Computers decide on these pronunciations in the same way humans do, by looking at the context. If someone did something “in” a number that’s almost certainly a year, for example. And as with humans, they make the best guess they can base on the information given. This process is called “text normalization.”
There are two main approaches by which computers make these guesses. The first is based on “Hidden Markov Models.” Markov was a Russian mathematician who worked on chains of probability: if it’s raining today, is it more likely to be raining tomorrow? Then how do the chances of rain tomorrow affect the weather the day after? And the day after that? The answer is “Hidden” because in this case, there is a right answer, we just don’t know it yet—one pronunciation of “lead” is correct. Every time the Hidden Markov Model makes a decision about the meaning of a word, it affects the probability of other meanings.
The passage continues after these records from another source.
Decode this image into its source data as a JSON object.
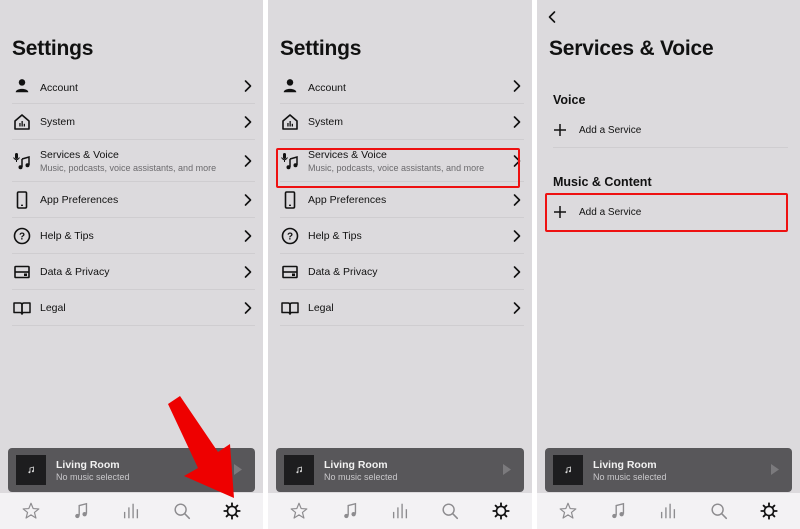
{
  "screens": [
    {
      "title": "Settings",
      "items": [
        {
          "icon": "person-icon",
          "label": "Account",
          "sublabel": ""
        },
        {
          "icon": "house-icon",
          "label": "System",
          "sublabel": ""
        },
        {
          "icon": "mic-music-icon",
          "label": "Services & Voice",
          "sublabel": "Music, podcasts, voice assistants, and more"
        },
        {
          "icon": "phone-icon",
          "label": "App Preferences",
          "sublabel": ""
        },
        {
          "icon": "help-circle-icon",
          "label": "Help & Tips",
          "sublabel": ""
        },
        {
          "icon": "data-box-icon",
          "label": "Data & Privacy",
          "sublabel": ""
        },
        {
          "icon": "book-icon",
          "label": "Legal",
          "sublabel": ""
        }
      ],
      "highlight": "selected-tab-settings-arrow"
    },
    {
      "title": "Settings",
      "items": [
        {
          "icon": "person-icon",
          "label": "Account",
          "sublabel": ""
        },
        {
          "icon": "house-icon",
          "label": "System",
          "sublabel": ""
        },
        {
          "icon": "mic-music-icon",
          "label": "Services & Voice",
          "sublabel": "Music, podcasts, voice assistants, and more"
        },
        {
          "icon": "phone-icon",
          "label": "App Preferences",
          "sublabel": ""
        },
        {
          "icon": "help-circle-icon",
          "label": "Help & Tips",
          "sublabel": ""
        },
        {
          "icon": "data-box-icon",
          "label": "Data & Privacy",
          "sublabel": ""
        },
        {
          "icon": "book-icon",
          "label": "Legal",
          "sublabel": ""
        }
      ],
      "highlight": "Services & Voice"
    },
    {
      "title": "Services & Voice",
      "back_icon": "chevron-left-icon",
      "sections": [
        {
          "heading": "Voice",
          "action": "Add a Service"
        },
        {
          "heading": "Music & Content",
          "action": "Add a Service"
        }
      ],
      "highlight": "Music & Content / Add a Service"
    }
  ],
  "now_playing": {
    "room": "Living Room",
    "status": "No music selected",
    "art_icon": "music-note-icon",
    "play_icon": "play-icon"
  },
  "tabbar": [
    {
      "name": "favorites",
      "icon": "star-icon"
    },
    {
      "name": "browse",
      "icon": "music-note-icon"
    },
    {
      "name": "rooms",
      "icon": "bars-icon"
    },
    {
      "name": "search",
      "icon": "search-icon"
    },
    {
      "name": "settings",
      "icon": "gear-icon",
      "active": true
    }
  ],
  "colors": {
    "panel_bg": "#dcdadd",
    "highlight_red": "#ee1111",
    "now_playing_bg": "#58575a",
    "tabbar_bg": "#f3f2f4"
  }
}
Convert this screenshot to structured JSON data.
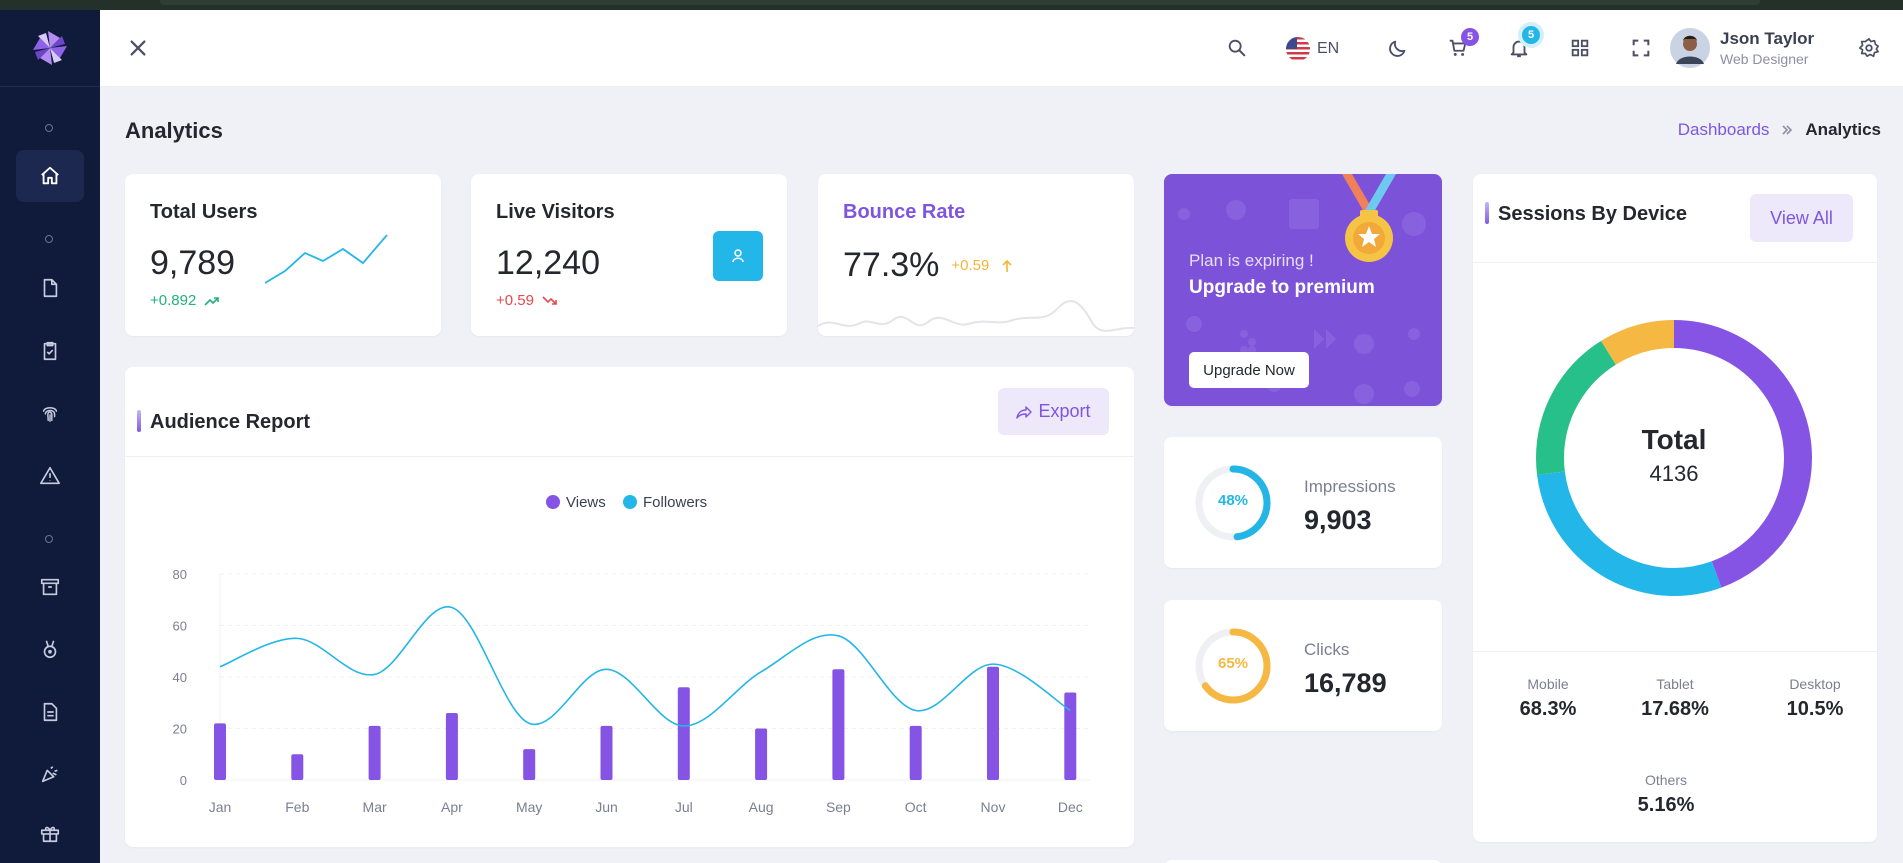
{
  "header": {
    "language": "EN",
    "cart_count": "5",
    "notif_count": "5",
    "user_name": "Json Taylor",
    "user_role": "Web Designer"
  },
  "page": {
    "title": "Analytics",
    "breadcrumb_parent": "Dashboards",
    "breadcrumb_current": "Analytics"
  },
  "stats": {
    "total_users": {
      "label": "Total Users",
      "value": "9,789",
      "change": "+0.892"
    },
    "live_visitors": {
      "label": "Live Visitors",
      "value": "12,240",
      "change": "+0.59"
    },
    "bounce_rate": {
      "label": "Bounce Rate",
      "value": "77.3%",
      "change": "+0.59"
    }
  },
  "promo": {
    "line1": "Plan is expiring !",
    "line2": "Upgrade to premium",
    "button": "Upgrade Now"
  },
  "impressions": {
    "percent": "48%",
    "label": "Impressions",
    "value": "9,903",
    "fraction": 0.48,
    "color": "#22b5e5"
  },
  "clicks": {
    "percent": "65%",
    "label": "Clicks",
    "value": "16,789",
    "fraction": 0.65,
    "color": "#f5b842"
  },
  "audience": {
    "title": "Audience Report",
    "export_label": "Export"
  },
  "sessions": {
    "title": "Sessions By Device",
    "view_all": "View All",
    "total_label": "Total",
    "total_value": "4136",
    "devices": [
      {
        "name": "Mobile",
        "value": "68.3%"
      },
      {
        "name": "Tablet",
        "value": "17.68%"
      },
      {
        "name": "Desktop",
        "value": "10.5%"
      },
      {
        "name": "Others",
        "value": "5.16%"
      }
    ],
    "donut": [
      {
        "label": "Mobile",
        "share": 0.444,
        "color": "#8554e4"
      },
      {
        "label": "Tablet",
        "share": 0.286,
        "color": "#23b6e8"
      },
      {
        "label": "Desktop",
        "share": 0.181,
        "color": "#27c08b"
      },
      {
        "label": "Others",
        "share": 0.089,
        "color": "#f5b842"
      }
    ]
  },
  "chart_data": {
    "type": "bar+line",
    "categories": [
      "Jan",
      "Feb",
      "Mar",
      "Apr",
      "May",
      "Jun",
      "Jul",
      "Aug",
      "Sep",
      "Oct",
      "Nov",
      "Dec"
    ],
    "ylim": [
      0,
      80
    ],
    "yticks": [
      0,
      20,
      40,
      60,
      80
    ],
    "series": [
      {
        "name": "Views",
        "type": "bar",
        "color": "#8554e4",
        "values": [
          22,
          10,
          21,
          26,
          12,
          21,
          36,
          20,
          43,
          21,
          44,
          34
        ]
      },
      {
        "name": "Followers",
        "type": "line",
        "color": "#23b6e8",
        "values": [
          44,
          55,
          41,
          67,
          22,
          43,
          21,
          42,
          56,
          27,
          45,
          27
        ]
      }
    ]
  }
}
The other approach is a “neural network.” This is a computer program designed to work as much like the human brain as possible. Think of ants exploring a garden… each ant makes a trail and is followed by other ants. The more useful a trail is, the more it’s used, and the more ants follow it. In the same way, the brain makes connections between things. Useful connections get reinforced, while useless ones die away from neglect.
Text normalization is the first stage of TTS. The software goes through the text eliminating any ambiguity and produces a new sequence of symbols. Those symbols then need to be turned into the building blocks of sound: “phonemes”.
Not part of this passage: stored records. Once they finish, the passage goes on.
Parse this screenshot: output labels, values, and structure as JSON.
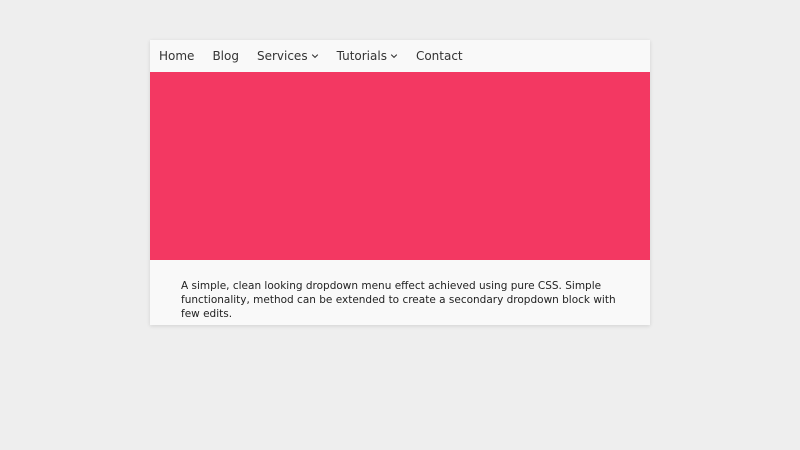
{
  "nav": {
    "items": [
      {
        "label": "Home",
        "has_dropdown": false
      },
      {
        "label": "Blog",
        "has_dropdown": false
      },
      {
        "label": "Services",
        "has_dropdown": true
      },
      {
        "label": "Tutorials",
        "has_dropdown": true
      },
      {
        "label": "Contact",
        "has_dropdown": false
      }
    ]
  },
  "hero": {
    "color": "#f33862"
  },
  "description": "A simple, clean looking dropdown menu effect achieved using pure CSS. Simple functionality, method can be extended to create a secondary dropdown block with few edits.",
  "colors": {
    "background": "#eeeeee",
    "card": "#f9f9f9",
    "accent": "#f33862",
    "text": "#333333"
  }
}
Again, one sound per word is possible, but would not sound natural. Real speech flows, so one approach to reproducing this is to look at “diphones”, or groups of two sounds. For example, “Metavoicer” would be broken down into seven diphones: Me, et, ta, av, voi, oic, and cer. This method makes for less jerky, robotic speech because it focuses on the way sounds change into each other, rather than as separate “chunks”.
Once the software knows what sounds it needs to make, it can then produce the actual audio. There are three ways of tackling this, technically known as “concatenative”, “formant” and “articulatory” approaches.
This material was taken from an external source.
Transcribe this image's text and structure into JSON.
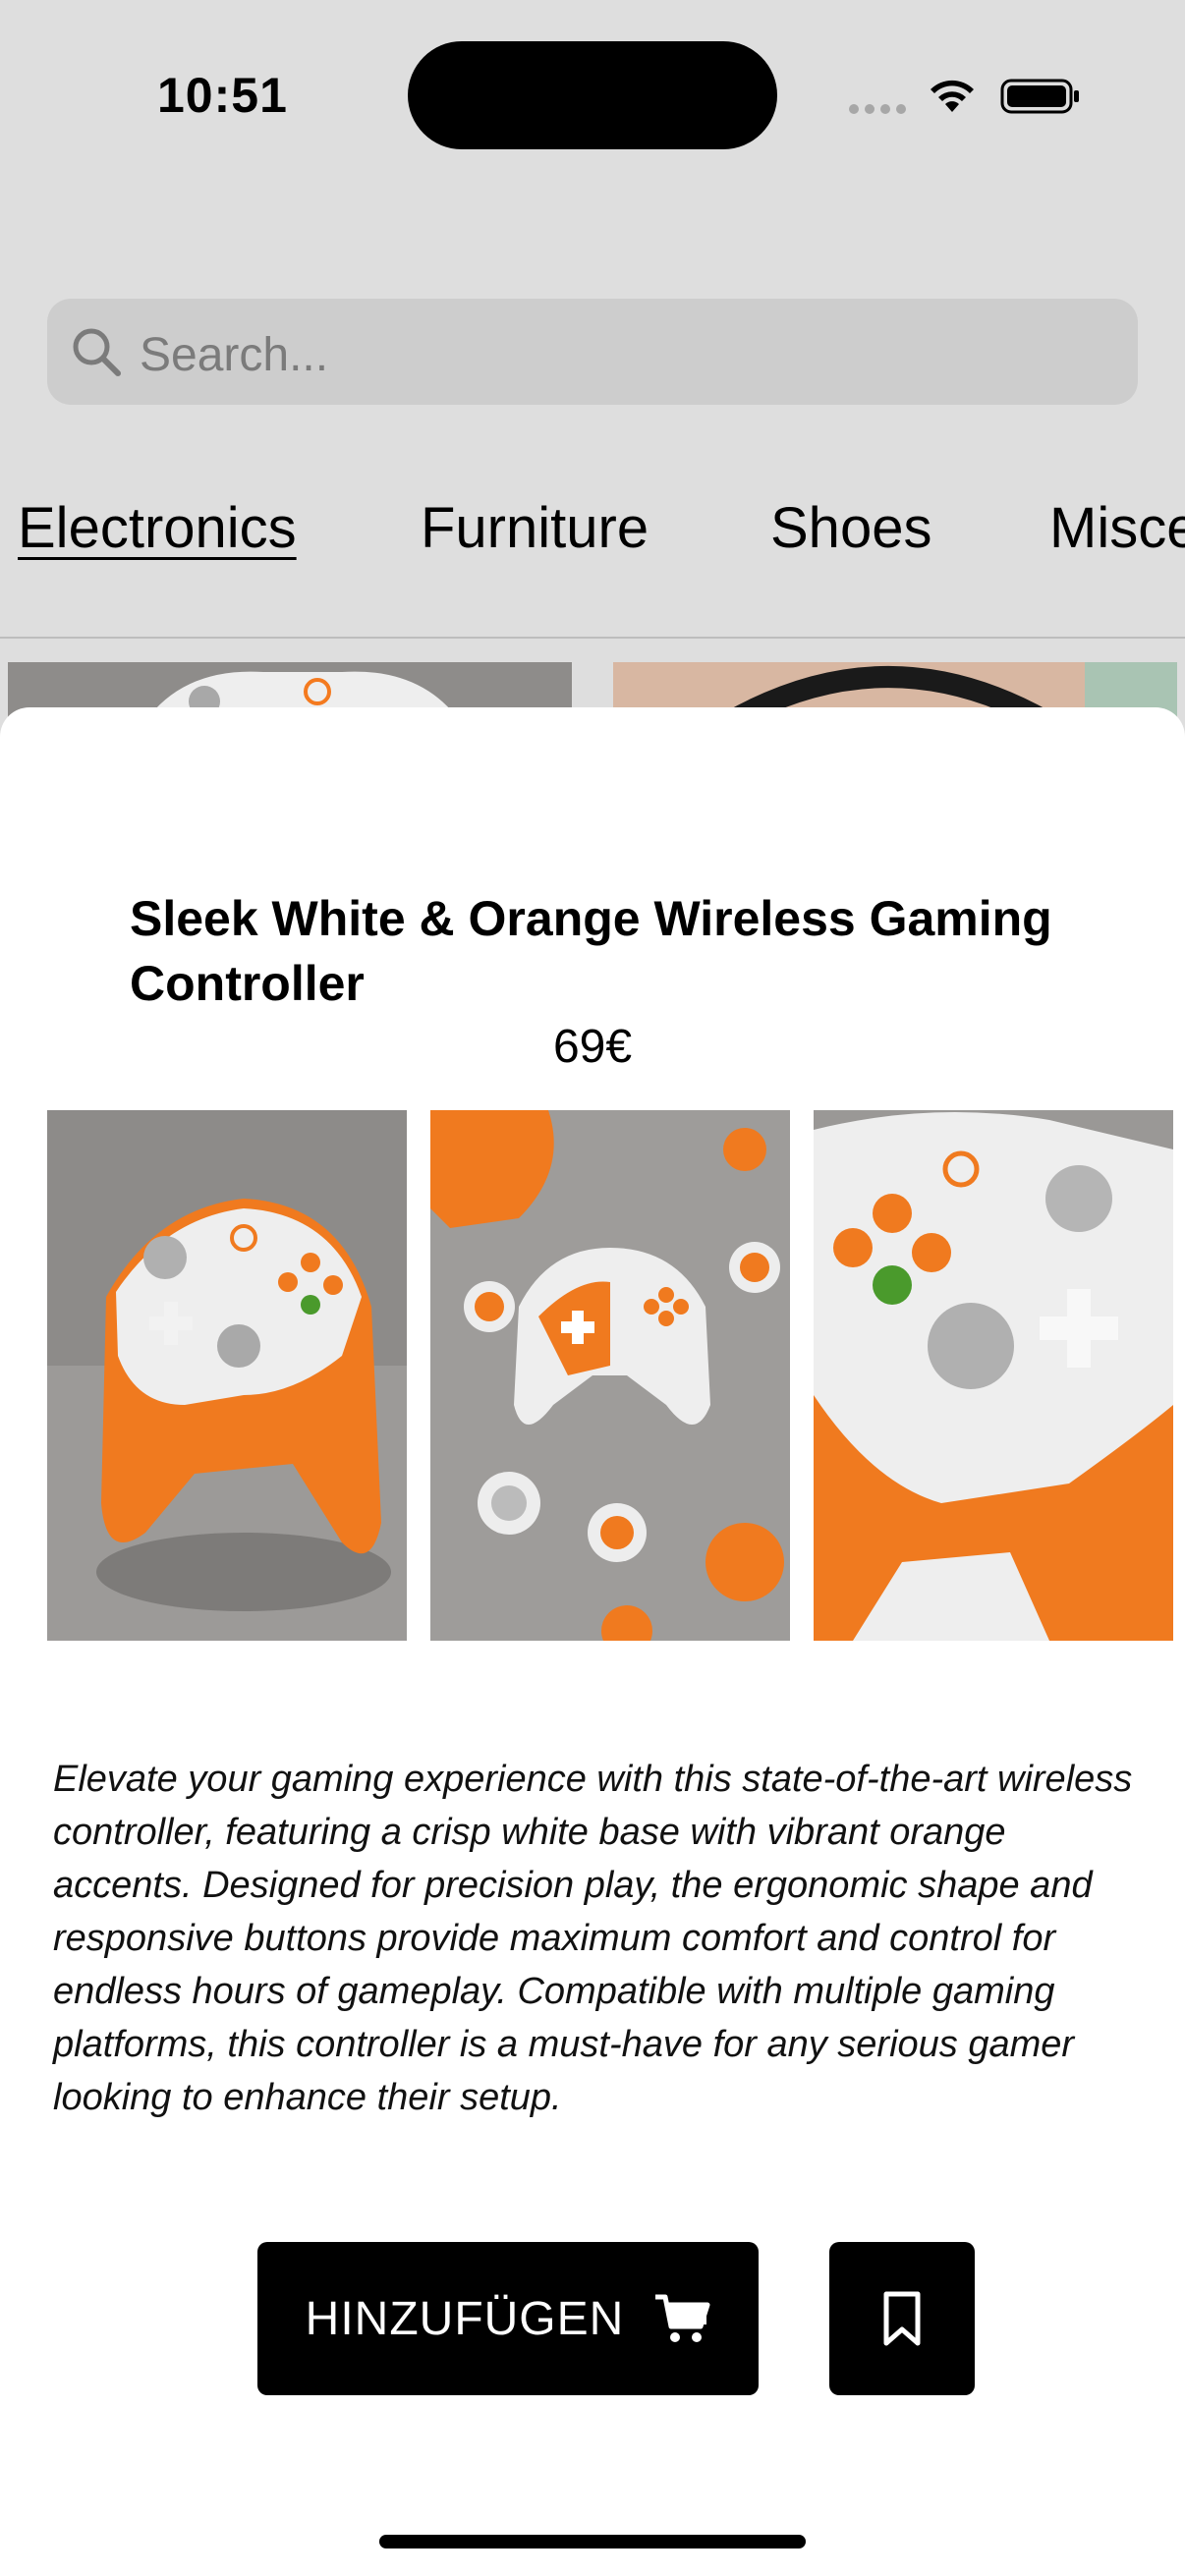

“Concatenation” means joining together, so a concatentative program uses snippets of real human speech and stitches them together. This produces the most natural-sounding speech but has limitations. It can only reproduce the voices it has been given, which in practical terms means one voice (male or female) and one language. It’s often used where the voice has a limited number of things to say, such as rail station announcements.
Metavoicer uses “formant” technology because of its greater flexibility. A “formant” is a particular component of a voice that indicates a vowel sound. Consider, for example, a deep male voice and a high female voice. When they pronounce an “a” sound, the actual frequency of the soundwave will be very different, but we hear it as the same vowel. That’s because the sounds share the same formant.
Formant technology shapes the sound electronically, just like a synthesizer shapes sound to mimic a trumpet or piano. This means it’s easy to transform it. When you go into the “Tune” menu on Metavoicer and adjust the speed and tone of your audio, you are directly changing the synthesized sound, raising or lowering the pitch, compressing or expanding time.
The third approach to producing sound is the most difficult and is still an emerging technology. It’s called “articulatory” because it copies the way our bodies produce, or “articulate”, speech. Our voices are a highly complex set of noises, shaped by our vocal cords and the space in our heads as modified by teeth, tongue, and lips. Imitating each of those aspects should produce the most natural, human-sounding speech, but the complexity of it means that goal is still some way off.
Of course, you don’t need to understand what’s happening “under the hood” to use Metavoicer. Its user-friendly interface means anyone can jump straight in and start converting text to speech. But recognizing the complex processes that underlie such a seemingly simple thing as talking, can help us to appreciate the wonder that is our own human voice.